31. Une initiative s'est révélée grandement positive pour la vie communautaire. Elle consiste à tenir régulièrement, souvent selon un rythme hebdomadaire, des rencontres où religieux et religieuses partagent les problèmes de la communauté, de l'institut, de l'Eglise et les principaux documents publiés par celle-ci. Ce sont des moments tout indiqués pour écouter les autres, leur communiquer ses propres pensées, revoir et évaluer le parcours accompli, réfléchir et programmer ensemble.

La vie fraternelle, en particulier dans les grandes communautés, a besoin de ces moments pour progresser, aussi faut-il les préserver de tout autre engagement. Ces temps de communication importent pour l'exercice de la corresponsabilité et pour situer le travail non seulement dans le contexte de la vie communautaire, mais dans celui plus large de la vie religieuse, ecclésiale, et dans celui du monde auquel on est envoyé en mission. C'est un chemin qu'il faut continuer de suivre partout, en adaptant les rythmes et les modalités aux dimensions des communautés et à leurs tâches, et en respectant le style de vie propre aux communautés contemplatives.


32. Mais ce n'est pas tout. En plusieurs endroits, on perçoit la nécessité d'une communication plus intense entre religieux où religieuses d'une même communauté. La vie fraternelle s'affaiblit ordinairement lorsque la communication est absente ou pauvre: alors chacun ignore ce que vit l'autre, le frère devient un étranger, les relations avec lui sont anonymes; et on en arrive à des situations de véritable isolement et de réelle solitude. Dans quelques communautés, on déplore la médiocrité de la communication pourtant fondamentale des biens spirituels: on communique sur des thèmes ou des problèmes secondaires, marginaux, mais on partage rarement ce qui est vital et central dans le chemin d'une personne consacrée.

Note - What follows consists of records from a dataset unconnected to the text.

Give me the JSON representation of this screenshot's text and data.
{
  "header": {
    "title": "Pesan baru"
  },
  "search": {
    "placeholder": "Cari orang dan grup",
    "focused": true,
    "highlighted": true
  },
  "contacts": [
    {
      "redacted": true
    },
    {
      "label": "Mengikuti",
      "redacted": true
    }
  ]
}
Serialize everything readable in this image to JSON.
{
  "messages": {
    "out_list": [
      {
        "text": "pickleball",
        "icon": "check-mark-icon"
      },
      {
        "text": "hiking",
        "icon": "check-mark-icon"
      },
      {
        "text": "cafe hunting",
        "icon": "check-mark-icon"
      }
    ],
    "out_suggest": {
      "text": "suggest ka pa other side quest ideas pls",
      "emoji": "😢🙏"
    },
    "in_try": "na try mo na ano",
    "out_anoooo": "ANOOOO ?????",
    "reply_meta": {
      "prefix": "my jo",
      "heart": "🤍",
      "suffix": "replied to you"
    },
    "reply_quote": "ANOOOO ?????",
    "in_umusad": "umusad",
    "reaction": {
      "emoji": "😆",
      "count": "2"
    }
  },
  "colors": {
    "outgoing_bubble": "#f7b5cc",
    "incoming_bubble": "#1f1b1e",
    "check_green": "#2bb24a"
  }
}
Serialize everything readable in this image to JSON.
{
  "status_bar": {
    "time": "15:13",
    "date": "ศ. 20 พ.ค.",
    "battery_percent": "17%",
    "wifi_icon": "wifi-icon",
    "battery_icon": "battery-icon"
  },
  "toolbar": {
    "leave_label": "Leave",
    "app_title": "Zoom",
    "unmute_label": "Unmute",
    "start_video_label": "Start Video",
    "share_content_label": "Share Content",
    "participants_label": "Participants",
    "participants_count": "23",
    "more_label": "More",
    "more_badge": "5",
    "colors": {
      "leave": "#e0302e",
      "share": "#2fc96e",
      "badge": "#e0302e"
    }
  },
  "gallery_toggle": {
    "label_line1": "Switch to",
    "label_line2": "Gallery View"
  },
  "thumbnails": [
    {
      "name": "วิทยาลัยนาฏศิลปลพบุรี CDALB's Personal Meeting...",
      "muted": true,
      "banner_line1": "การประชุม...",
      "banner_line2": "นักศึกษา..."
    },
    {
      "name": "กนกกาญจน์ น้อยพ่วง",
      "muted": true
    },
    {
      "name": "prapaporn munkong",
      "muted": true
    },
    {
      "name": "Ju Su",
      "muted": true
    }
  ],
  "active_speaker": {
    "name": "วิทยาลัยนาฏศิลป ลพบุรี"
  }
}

Les conséquences peuvent être malheureuses, parce qu'alors l'expérience spirituelle acquiert insensiblement un caractère individualiste. On en vient à une mentalité de quant-à-soi, jointe à l'indifférence pour l'autre, tandis que tout doucement on se met à la recherche de relations significatives à l'extérieur de la communauté.

Le problème doit être franchement affronté, avec tact et délicatesse, sans aucune pression, mais avec courage et créativité: en cherchera les formes et les moyens qui puissent permettre à tous d'apprendre peu à peu à partager simplement et fraternellement les dons de l'Esprit, que ceux-ci deviennent vraiment le bien de tous et servent à l'édification de tous (cf. I Co 12,7).

La communion naît en vérité du partage des biens de l'Esprit, d'un partage de la foi et dans la foi où le lien unissant les frères est d'autant plus fort qu'est plus central et plus vital ce que l'on met en commun. Cette communication est utile aussi pour apprendre la façon de partager, ce qui permettra ensuite à chacun, dans l'apostolat, de "confesser sa foi" dans un langage clair et simple de sorte que tous puissent la comprendre et la goûter.

Les formes adoptées pour la communication des dons spirituels peuvent être diverses. Outre celles qui ont déjà été signalées (partage de la Parole et de l'expérience de Dieu, discernement communautaire, projet communautaire)(43), on peut rappeler aussi la correction fraternelle, la révision de vie et d' autres formes traditionnelles. Ce sont des façons concrètes de mettre au service des autres les dons que l'Esprit accorde abondamment et de permettre qu'ils se répandent dans la communauté pour l'édification de celle-ci et pour sa mission dans le monde.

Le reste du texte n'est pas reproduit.